Supplementary Material for: Comparison of the soluble fms-like tyrosine kinase 1/ placental growth factor-ratio alone versus a multi-marker regression model for the prediction of preeclampsia-related adverse outcomes after 34 weeks of gestation

Introduction: The objective of this retrospective study was to compare the predictive performance of the soluble fms-like tyrosine kinase 1 (sFlt-1) / placental growth factor (PlGF)-ratio alone or in a multi-marker regression model for preeclampsia-related maternal and/or fetal adverse outcomes in women >34 weeks of gestation. Methods: We analyzed the data collected from 655 women with suspected preeclampsia. Adverse outcomes were predicted by multivariable and univariable logistic regression models. The outcome of patients was evaluated within 14 days after presentation with signs and symptoms of preeclampsia or diagnosed preeclampsia. Results: The full model integrating available, standard clinical information and the sFlt-1/PlGF-ratio had the best predictive performance for adverse outcomes with an AUC of 72.6%, which corresponds to a sensitivity of 73.3% and specificity of 66.0%. The positive predictive value of the full model was 51.4% and the negative predictive value was 83.5%. 24.5% of patients, who did not experience adverse outcomes but were classified as high risk by sFlt-1/PlGF-ratio (≥38), were correctly classified by the regression model. The sFlt-1/PlGF-ratio alone had a significantly lower AUC of 65.6%. Conclusions: Integrating angiogenic biomarkers in a regression model improved the prediction of preeclampsia-related adverse outcomes in women at risk after 34 weeks of gestation.
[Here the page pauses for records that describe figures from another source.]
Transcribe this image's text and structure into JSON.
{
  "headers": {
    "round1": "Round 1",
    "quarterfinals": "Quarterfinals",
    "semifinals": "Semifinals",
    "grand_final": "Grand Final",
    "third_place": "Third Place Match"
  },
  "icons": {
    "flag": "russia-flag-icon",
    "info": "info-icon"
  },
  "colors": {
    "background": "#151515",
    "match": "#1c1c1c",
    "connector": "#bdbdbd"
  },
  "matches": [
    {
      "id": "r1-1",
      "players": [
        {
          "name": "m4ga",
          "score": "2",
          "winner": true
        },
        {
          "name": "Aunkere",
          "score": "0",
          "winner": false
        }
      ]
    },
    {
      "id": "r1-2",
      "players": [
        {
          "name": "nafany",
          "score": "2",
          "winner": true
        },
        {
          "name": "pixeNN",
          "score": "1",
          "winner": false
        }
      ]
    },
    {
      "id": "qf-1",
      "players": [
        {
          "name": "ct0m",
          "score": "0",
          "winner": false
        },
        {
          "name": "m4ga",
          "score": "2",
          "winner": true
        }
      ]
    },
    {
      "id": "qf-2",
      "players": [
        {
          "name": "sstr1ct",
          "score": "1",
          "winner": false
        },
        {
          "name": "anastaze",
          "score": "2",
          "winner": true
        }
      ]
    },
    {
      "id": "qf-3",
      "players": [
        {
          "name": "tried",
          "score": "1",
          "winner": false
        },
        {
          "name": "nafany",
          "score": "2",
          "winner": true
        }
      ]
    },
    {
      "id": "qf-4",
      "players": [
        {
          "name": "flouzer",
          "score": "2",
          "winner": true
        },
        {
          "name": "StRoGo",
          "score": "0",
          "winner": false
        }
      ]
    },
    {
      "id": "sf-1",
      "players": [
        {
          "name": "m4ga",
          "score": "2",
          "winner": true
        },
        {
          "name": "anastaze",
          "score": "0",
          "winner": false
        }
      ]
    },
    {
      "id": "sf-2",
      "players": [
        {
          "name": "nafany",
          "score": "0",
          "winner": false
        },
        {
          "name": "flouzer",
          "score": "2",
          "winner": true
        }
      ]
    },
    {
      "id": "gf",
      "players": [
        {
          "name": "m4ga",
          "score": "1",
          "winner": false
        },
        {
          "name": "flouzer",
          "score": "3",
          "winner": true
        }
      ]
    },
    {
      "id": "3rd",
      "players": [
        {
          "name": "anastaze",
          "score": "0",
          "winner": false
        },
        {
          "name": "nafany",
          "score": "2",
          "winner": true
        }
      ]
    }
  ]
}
引言：本项回顾性研究旨在比较单独使用可溶性fms样酪氨酸激酶1（soluble fms-like tyrosine kinase 1, sFlt-1）/胎盘生长因子（placental growth factor, PlGF）比值，与多标志物回归模型，对妊娠34周以上女性先兆子痫相关母体和/或胎儿不良结局的预测性能。方法：本研究分析了655名疑似先兆子痫女性的临床数据。采用单变量及多变量逻辑回归模型预测不良结局，在患者出现先兆子痫体征症状或确诊先兆子痫后的14天内评估其结局转归。结果：整合现有标准临床信息与sFlt-1/PlGF比值的全模型对不良结局的预测性能最优，受试者工作特征曲线下面积（Area Under the Curve, AUC）为72.6%，对应灵敏度73.3%、特异度66.0%。该全模型的阳性预测值为51.4%，阴性预测值为83.5%。在24.5%未发生不良结局但被sFlt-1/PlGF比值（≥38）判定为高风险的患者中，回归模型可正确分类。单独使用sFlt-1/PlGF比值的AUC仅为65.6%，显著更低。结论：将血管生成生物标志物整合进回归模型，可改善妊娠34周以上高危女性先兆子痫相关不良结局的预测效能。